Addresses the most common objections for your service type — cost, timing, or finding the right contractor. Frames your business as the solution to each objection without being pushy.
Introduces a legitimate reason to act now — schedule filling up, seasonal timing, material pricing — without manufactured pressure. Gives the lead a clear reason to book this week rather than continuing to delay.
Short, direct, and zero pressure. Leaves the door open for the lead to re-engage on their timeline. Many leads convert at this stage simply because no other contractor has stayed present this long.
The sequence above only produces results when the underlying rules are followed. Violate them and the formula becomes noise — or worse, it damages the relationship before it ever gets a chance to close.
Leads that do not convert within the 21-day sequence are not lost — they are moved to a long-term nurture list. This list receives a monthly touchpoint: a relevant blog post, a seasonal offer, a project showcase from a recent job in their area, or a simple check-in. The timeframe for long-term nurture is 12 months.
The reason this matters: studies on home improvement purchases show that the average homeowner takes three to six months from initial inquiry to final decision on a major project. A lead who went quiet at Day 7 may be actively comparing quotes at Day 90 — and the contractor whose name they keep seeing is the one who gets the call when they are finally ready to move.
Long-term nurture costs almost nothing to run once it is automated. And the leads it converts are some of the highest-quality in the pipeline — homeowners who took their time, made an informed decision, and chose you specifically because you were the most consistent, professional presence throughout their entire research and comparison process.
"I used to think a lead that didn't call back was just not interested. Now I know they were just waiting for someone to follow up the right way. The automated sequence does it without me having to think about it — and the jobs that come in from the later follow-ups are always great clients. They took their time because they were serious."
"The lead you gave up on at day two is the job your competitor closes at day fourteen."

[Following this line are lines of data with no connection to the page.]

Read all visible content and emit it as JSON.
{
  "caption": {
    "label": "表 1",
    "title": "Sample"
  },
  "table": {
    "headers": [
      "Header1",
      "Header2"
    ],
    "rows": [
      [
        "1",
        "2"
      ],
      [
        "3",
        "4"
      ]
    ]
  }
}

— Detail DominionThe 21-day formula above is not something you run manually. It is built inside a CRM — with automated triggers, channel integrations, and message templates pre-loaded — and activated the moment a lead enters your pipeline. Once it is set up, it runs without any manual input from your team. Every new lead gets the full sequence. No one falls through the cracks. No follow-up gets forgotten because someone was busy on a job site.

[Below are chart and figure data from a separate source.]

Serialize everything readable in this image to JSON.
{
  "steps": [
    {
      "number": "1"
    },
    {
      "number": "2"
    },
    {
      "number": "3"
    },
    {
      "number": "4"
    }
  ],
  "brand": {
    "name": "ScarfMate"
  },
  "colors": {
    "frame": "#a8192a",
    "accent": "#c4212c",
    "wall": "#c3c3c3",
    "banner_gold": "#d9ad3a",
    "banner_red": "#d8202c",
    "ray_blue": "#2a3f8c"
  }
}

This is one of the core components of the Dominion Framework™ — and it is one of the primary reasons the contractors inside the system see close rates significantly above the industry average. The lead quality is higher because of AI qualification. The close rate is higher because of structured, automated follow-up that no competitor is running at the same level.
The revenue is already in your pipeline. The follow-up formula is what extracts it.